Calls for research in this field by NIH, in particular, would be very persuasive in shifting attitudes in academia, and universities’ promotion and tenure committees might adopt more enlightened policies on scholarship that draw more young faculty into careers focused on these issues. Establishing special emphasis panels and study sections composed of reviewers with appropriate expertise and knowledge of the special methodological challenges in conducting cross-national comparative research (and who consider a wider range of analytic approaches, appropriate to the subject, than randomized controlled trials) would also cultivate career growth in this field. These changes in research culture might then find their way to professional journals and persuade editors to involve reviewers with appropriate expertise to make judgments about the worthiness of manuscripts for publication.
For their part, scientists and researchers who conduct studies of the U.S. health disadvantage—a topic with profound public policy implications—need to enhance their skills in communicating scientific findings to general audiences, to policy makers, and to stakeholders. These audiences do not generally read peer-reviewed journals or attend scientific meetings, and findings need to be presented in understandable formats and venues that are relevant to their decisions. Work by Marmot (e.g., 2010), Cutler (e.g., Meara et al., 2008), McGinnis (e.g., McGinnis et al., 2002), Woolf (e.g., Woolf, 2011), Lantz (e.g., Lantz et al., 2010), Schoeni (e.g., Schoeni et al., 2011), and Kindig (e.g., Kindig et al., 2010) among others, illustrates how to present scientific evidence about population health interventions—including returns on investment—to nonscientific policy audiences and decision makers who shape public policies.

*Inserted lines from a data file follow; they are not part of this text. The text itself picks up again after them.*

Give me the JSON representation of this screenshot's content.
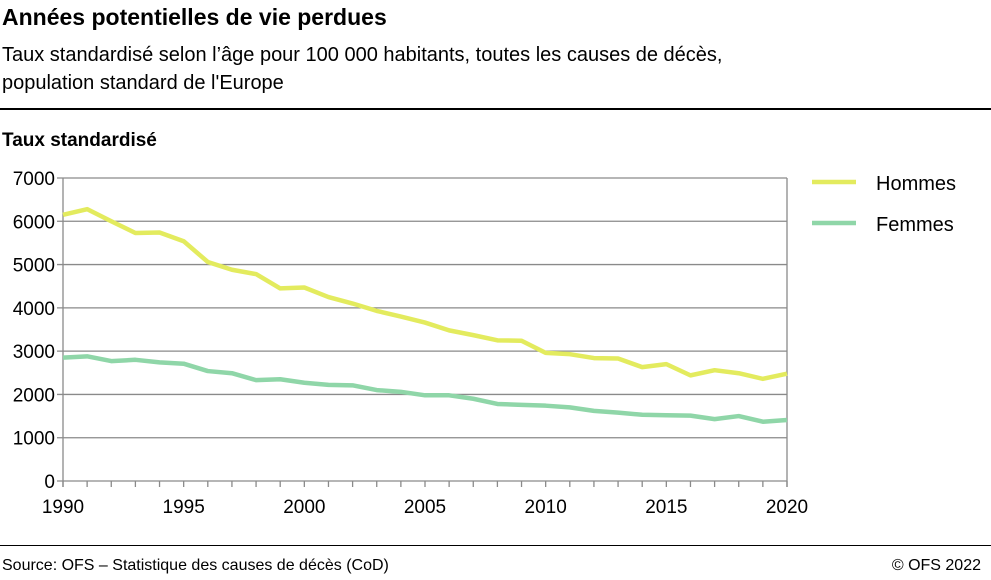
{
  "header": {
    "title": "Années potentielles de vie perdues",
    "subtitle_line1": "Taux standardisé selon l’âge pour 100 000 habitants, toutes les causes de décès,",
    "subtitle_line2": "population standard de l'Europe"
  },
  "footer": {
    "source": "Source: OFS – Statistique des causes de décès (CoD)",
    "copyright": "© OFS 2022"
  },
  "chart_data": {
    "type": "line",
    "ylabel": "Taux standardisé",
    "xlim": [
      1990,
      2020
    ],
    "ylim": [
      0,
      7000
    ],
    "yticks": [
      0,
      1000,
      2000,
      3000,
      4000,
      5000,
      6000,
      7000
    ],
    "xticks_labeled": [
      1990,
      1995,
      2000,
      2005,
      2010,
      2015,
      2020
    ],
    "grid": "horizontal",
    "legend": "right",
    "x": [
      1990,
      1991,
      1992,
      1993,
      1994,
      1995,
      1996,
      1997,
      1998,
      1999,
      2000,
      2001,
      2002,
      2003,
      2004,
      2005,
      2006,
      2007,
      2008,
      2009,
      2010,
      2011,
      2012,
      2013,
      2014,
      2015,
      2016,
      2017,
      2018,
      2019,
      2020
    ],
    "series": [
      {
        "name": "Hommes",
        "color": "#e3eb5e",
        "values": [
          6150,
          6280,
          6000,
          5730,
          5740,
          5540,
          5060,
          4880,
          4780,
          4450,
          4470,
          4250,
          4100,
          3930,
          3800,
          3660,
          3480,
          3370,
          3250,
          3240,
          2960,
          2930,
          2840,
          2830,
          2630,
          2700,
          2440,
          2560,
          2490,
          2360,
          2480
        ]
      },
      {
        "name": "Femmes",
        "color": "#8fd6a8",
        "values": [
          2850,
          2880,
          2770,
          2800,
          2740,
          2710,
          2540,
          2490,
          2330,
          2350,
          2270,
          2220,
          2210,
          2100,
          2060,
          1980,
          1980,
          1900,
          1780,
          1760,
          1740,
          1700,
          1620,
          1580,
          1530,
          1520,
          1510,
          1430,
          1500,
          1370,
          1410
        ]
      }
    ]
  }
}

The diversity of disciplines needed for studying and understanding the U.S. health disadvantage, ranging from biomedicine to political science, should compel scientists to enthusiastically embrace interdisciplinary collaborations. Medicine, public health, epidemiology, sociology, demography, behavioral science, economics, marketing, and other diverse disciplines and fields can all contribute to the study of the U.S. health disadvantage,
but they will need to work through differences in nomenclature, research traditions, data repositories, top journals, and key scientific meetings. Yet the collaboration of experts with different perspectives and skills produces insights that are greater than the sum of the parts and holds the greatest promise in solving the mysteries of the U.S. health disadvantage.